If you insist on removing the column SideIndicator you could do

$Exist | Select-Object -ExcludeProperty SideIndicator

and pipe this to Export-Csv.

1 Like

I think I understand. It’s how i’m doing the compare-object. I think i’m stripping everything but the 2 fields to compare.

$Exist = Compare-Object ($Importfile).ID ($ADUsers).employeeid -IncludeEqual -ExcludeDifferent -Passthru

So the return only have the 1 column of data. It is comparing 2 columns named differently, so maybe i need to have it just fully compare and save to the variable, then do the foreach loop?

Or do exactly how Olaf showed without a loop??

1 Like

That would work, I just need to figure out how to compare 2 differently named columns.

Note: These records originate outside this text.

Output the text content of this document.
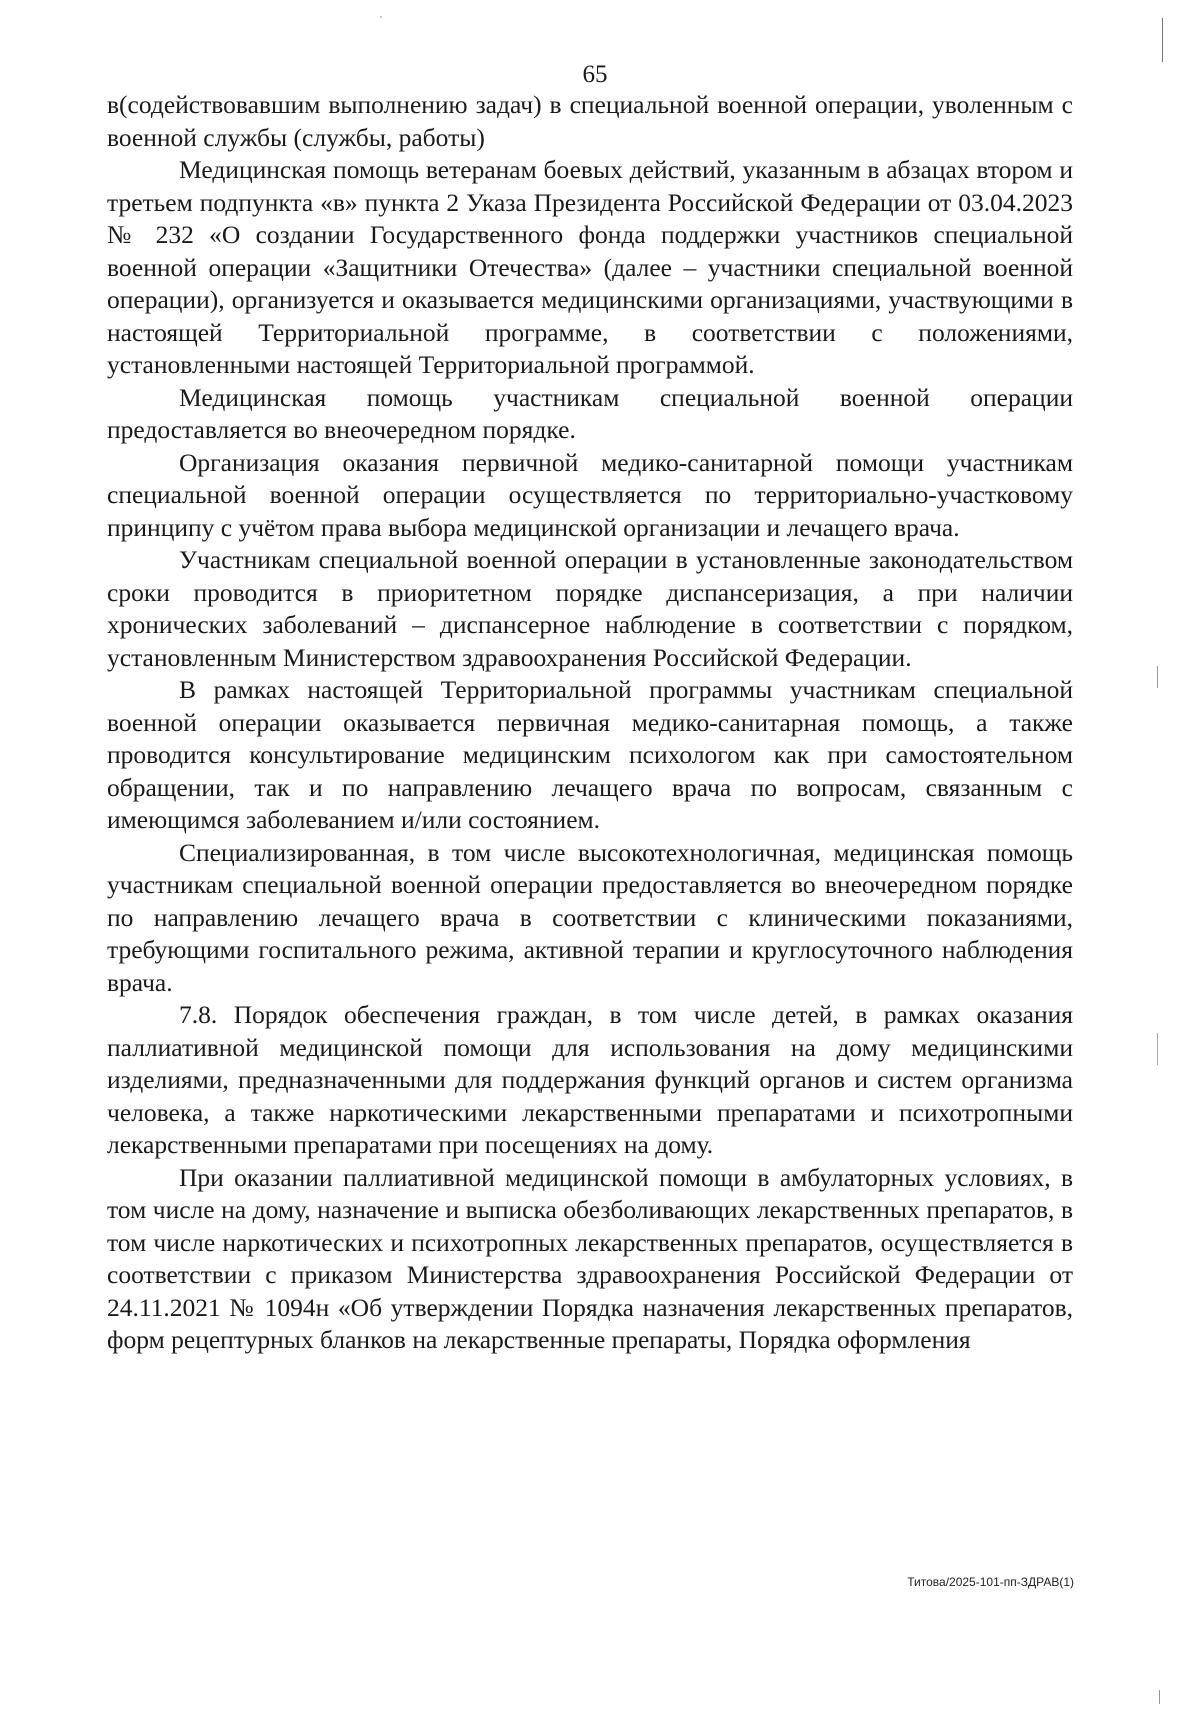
65

в(содействовавшим выполнению задач) в специальной военной операции, уволенным с военной службы (службы, работы)

Медицинская помощь ветеранам боевых действий, указанным в абзацах втором и третьем подпункта «в» пункта 2 Указа Президента Российской Федерации от 03.04.2023 № 232 «О создании Государственного фонда поддержки участников специальной военной операции «Защитники Отечества» (далее – участники специальной военной операции), организуется и оказывается медицинскими организациями, участвующими в настоящей Территориальной программе, в соответствии с положениями, установленными настоящей Территориальной программой.

Медицинская помощь участникам специальной военной операции предоставляется во внеочередном порядке.

Организация оказания первичной медико-санитарной помощи участникам специальной военной операции осуществляется по территориально-участковому принципу с учётом права выбора медицинской организации и лечащего врача.

Участникам специальной военной операции в установленные законодательством сроки проводится в приоритетном порядке диспансеризация, а при наличии хронических заболеваний – диспансерное наблюдение в соответствии с порядком, установленным Министерством здравоохранения Российской Федерации.

В рамках настоящей Территориальной программы участникам специальной военной операции оказывается первичная медико-санитарная помощь, а также проводится консультирование медицинским психологом как при самостоятельном обращении, так и по направлению лечащего врача по вопросам, связанным с имеющимся заболеванием и/или состоянием.

Специализированная, в том числе высокотехнологичная, медицинская помощь участникам специальной военной операции предоставляется во внеочередном порядке по направлению лечащего врача в соответствии с клиническими показаниями, требующими госпитального режима, активной терапии и круглосуточного наблюдения врача.

7.8. Порядок обеспечения граждан, в том числе детей, в рамках оказания паллиативной медицинской помощи для использования на дому медицинскими изделиями, предназначенными для поддержания функций органов и систем организма человека, а также наркотическими лекарственными препаратами и психотропными лекарственными препаратами при посещениях на дому.

При оказании паллиативной медицинской помощи в амбулаторных условиях, в том числе на дому, назначение и выписка обезболивающих лекарственных препаратов, в том числе наркотических и психотропных лекарственных препаратов, осуществляется в соответствии с приказом Министерства здравоохранения Российской Федерации от 24.11.2021 № 1094н «Об утверждении Порядка назначения лекарственных препаратов, форм рецептурных бланков на лекарственные препараты, Порядка оформления

Титова/2025-101-пп-ЗДРАВ(1)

Then it could do without a loop too.

Your original requirements were to compare the ID and if it matches, output the user data. What has changed?

You could prepare the input objects before the comparison with a Select-Object with a calculated property to change a property name if needed.

I think he meant ID and IDNumber:wink:

Yes, the data is to match, but the column names are different.